In the communication to the House Judiciary Committee, Zuckerberg stated he will not repeat actions he took in 2020 when he assisted “election infrastructure.”

“The idea here was to ensure local election jurisdictions across the country had the resources they needed to facilitate safe voting during a pandemic,” stated the Meta CEO.

Zuckerberg said the initiatives were intended to be neutral but said “some people believed this work benefited one party over the other.” He stated his goal is to be “impartial” so will not be “a similar contribution this cycle.”

The GOP members on the House Judiciary Committee posted the letter on X and claimed Zuckerberg “just admitted that the Biden-Harris administration influenced Facebook to censor Americans, Facebook censored Americans, and Facebook limited the Hunter Biden laptop story.”

The Meta chief has long been under scrutiny from Republican lawmakers, who have accused Facebook and other major tech platforms of being prejudiced against conservatives. While Zuckerberg has stressed that Meta enforces its rules impartially, the perception has gained a firm foothold in conservative communities. Republican lawmakers have specifically scrutinized Facebook’s decision to limit the circulation of a report by the New York Post about Hunter Biden.

In testimony before Congress in recent years, Zuckerberg has sought to close the gap between his social media giant and regulators to little effect.

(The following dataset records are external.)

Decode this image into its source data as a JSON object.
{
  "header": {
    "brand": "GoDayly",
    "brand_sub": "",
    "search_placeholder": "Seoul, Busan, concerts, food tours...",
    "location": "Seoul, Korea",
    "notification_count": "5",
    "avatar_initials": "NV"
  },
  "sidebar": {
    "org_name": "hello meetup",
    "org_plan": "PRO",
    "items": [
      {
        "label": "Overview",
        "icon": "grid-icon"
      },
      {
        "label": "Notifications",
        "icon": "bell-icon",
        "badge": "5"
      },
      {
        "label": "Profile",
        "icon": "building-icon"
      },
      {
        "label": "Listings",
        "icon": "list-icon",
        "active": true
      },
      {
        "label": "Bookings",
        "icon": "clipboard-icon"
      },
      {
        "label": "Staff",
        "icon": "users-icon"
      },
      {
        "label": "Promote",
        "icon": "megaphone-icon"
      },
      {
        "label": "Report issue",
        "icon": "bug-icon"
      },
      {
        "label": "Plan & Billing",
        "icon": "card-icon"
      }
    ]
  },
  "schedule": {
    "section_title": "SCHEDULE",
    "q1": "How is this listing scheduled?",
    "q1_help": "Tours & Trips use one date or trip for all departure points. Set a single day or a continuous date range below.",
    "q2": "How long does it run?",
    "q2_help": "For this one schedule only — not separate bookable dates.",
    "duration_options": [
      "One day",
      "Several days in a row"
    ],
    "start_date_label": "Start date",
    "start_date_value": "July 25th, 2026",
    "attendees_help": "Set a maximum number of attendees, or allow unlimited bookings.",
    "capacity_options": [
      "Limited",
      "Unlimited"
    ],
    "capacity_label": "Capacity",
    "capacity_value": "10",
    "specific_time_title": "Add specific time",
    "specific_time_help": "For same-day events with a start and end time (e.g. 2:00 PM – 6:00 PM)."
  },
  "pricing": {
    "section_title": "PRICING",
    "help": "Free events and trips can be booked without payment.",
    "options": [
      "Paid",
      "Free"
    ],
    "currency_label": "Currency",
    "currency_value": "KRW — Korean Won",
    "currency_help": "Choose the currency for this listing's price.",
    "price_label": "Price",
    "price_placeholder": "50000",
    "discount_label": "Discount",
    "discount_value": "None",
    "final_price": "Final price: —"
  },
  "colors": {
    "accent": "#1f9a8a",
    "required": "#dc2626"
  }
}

In a 2020 Senate hearing, Zuckerberg admitted that many of Facebook’s employees are left-leaning. But he maintained that the company ensures political bias does not influence its decisions.

In addition, he said Facebook’s content moderators, many of whom are outsourced, are globally located and “our global team better represents the diversity of the community we serve than just the full-time employee base in our headquarters in the Bay Area.”

In June of this year, in a victory for the administration, the Supreme Court decided 6-3 that the plaintiffs in a case alleging the federal government of censoring conservative voices on social media had no legal standing.

In the majority opinion, Justice Amy Coney Barrett said, “to prove standing, the plaintiffs must demonstrate a substantial risk that, in the immediate future, they will experience harm that is traceable to a government defendant.” Coney Barrett continued, “since no plaintiff met this burden, none has standing to seek a preliminary injunction.”